Here are three ways to increase the curb appeal of your home through its lighting treatment:
Start with the Basics
When looking at a potential home to buy, house hunters will estimate the amount of work they will have to put into the home upon purchase. If the exterior of your home is without landscape lighting, they will view the lack of lighting as an added, costly expense. Unless they’re house flippers, home buyers generally want to move into a house that’s ready to go. If there are particular elements missing, they will move on to the next house that offers what they’re looking for.
The DIY Network advises homeowners to “mark [the] parameters” of their landscaping by lighting garden paths and walkways. To create a dynamic scene, set your landscape lighting directly in your garden bed(s) or shrub areas. By offsetting your outdoor lighting, you are highlighting the natural landscape of your home.
Complement the Natural Landscape
After you have installed the path lights, you will want to look towards lighting other landscaping areas. House Logic reports that lighting designers are obsessed with what is called the “moonlight effect.”
The moonlight effect offers “a naturalistic look that features light no more intense than that of a full moon, but still strong enough to make beautiful shadows and intense highlights.”

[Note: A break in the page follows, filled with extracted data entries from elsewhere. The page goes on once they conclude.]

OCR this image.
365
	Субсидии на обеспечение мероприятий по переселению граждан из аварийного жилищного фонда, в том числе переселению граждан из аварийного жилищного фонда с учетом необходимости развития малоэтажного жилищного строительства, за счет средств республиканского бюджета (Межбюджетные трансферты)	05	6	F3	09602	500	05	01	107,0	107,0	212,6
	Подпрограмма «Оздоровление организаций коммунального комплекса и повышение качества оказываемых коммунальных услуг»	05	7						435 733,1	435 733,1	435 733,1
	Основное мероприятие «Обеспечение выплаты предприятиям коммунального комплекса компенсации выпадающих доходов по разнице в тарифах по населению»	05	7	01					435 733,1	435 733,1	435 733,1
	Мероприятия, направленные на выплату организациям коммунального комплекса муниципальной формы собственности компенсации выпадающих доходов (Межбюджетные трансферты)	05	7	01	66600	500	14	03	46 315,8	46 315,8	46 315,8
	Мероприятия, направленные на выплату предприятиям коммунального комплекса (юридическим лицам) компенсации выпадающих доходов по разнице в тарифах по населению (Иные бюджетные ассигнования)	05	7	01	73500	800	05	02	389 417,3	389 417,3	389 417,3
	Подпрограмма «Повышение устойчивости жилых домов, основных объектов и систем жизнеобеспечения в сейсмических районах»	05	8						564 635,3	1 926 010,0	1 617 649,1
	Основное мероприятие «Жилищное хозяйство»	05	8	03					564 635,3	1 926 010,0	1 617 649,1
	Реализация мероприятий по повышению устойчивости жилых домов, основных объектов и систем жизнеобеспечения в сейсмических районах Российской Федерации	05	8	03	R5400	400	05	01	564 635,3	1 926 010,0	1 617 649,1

During the spring and summer months, homeowners look forward to spending more time outside in the open air. After the sun sets, the temperature outside, the sound of the wind in the trees and the aromatic fragrances of the blooming flowers keep people outside longer. But, if it’s too dark, they will head back inside and miss out on the landscape’s natural splendor. If a prospective buyer doesn’t think they can fully live out their fantasies in your home, they won’t buy it.
Landscape lighting such as well lights and spotlights provide homeowners with the opportunity to create the moonlight effect in their front and back yards. Make sure to highlight trees and shrubbery, and don’t be afraid to experiment with the look of your outdoor fixtures, i.e. don’t make every fixture look match-match; it’s boring and doesn’t share the personality of your home.
Use LED Landscape Lighting
Above all, make sure to outfit your home’s exterior with LED landscape lighting; this is important. People have (finally) begun to realize that a lot of energy consumption is bad for the environment, not to mention draining on one’s personal finances. LED lighting will keep energy consumption lower, will save on costs and still style up the exterior of the home, getting people interested in setting up an appointment with your realtor for a tour.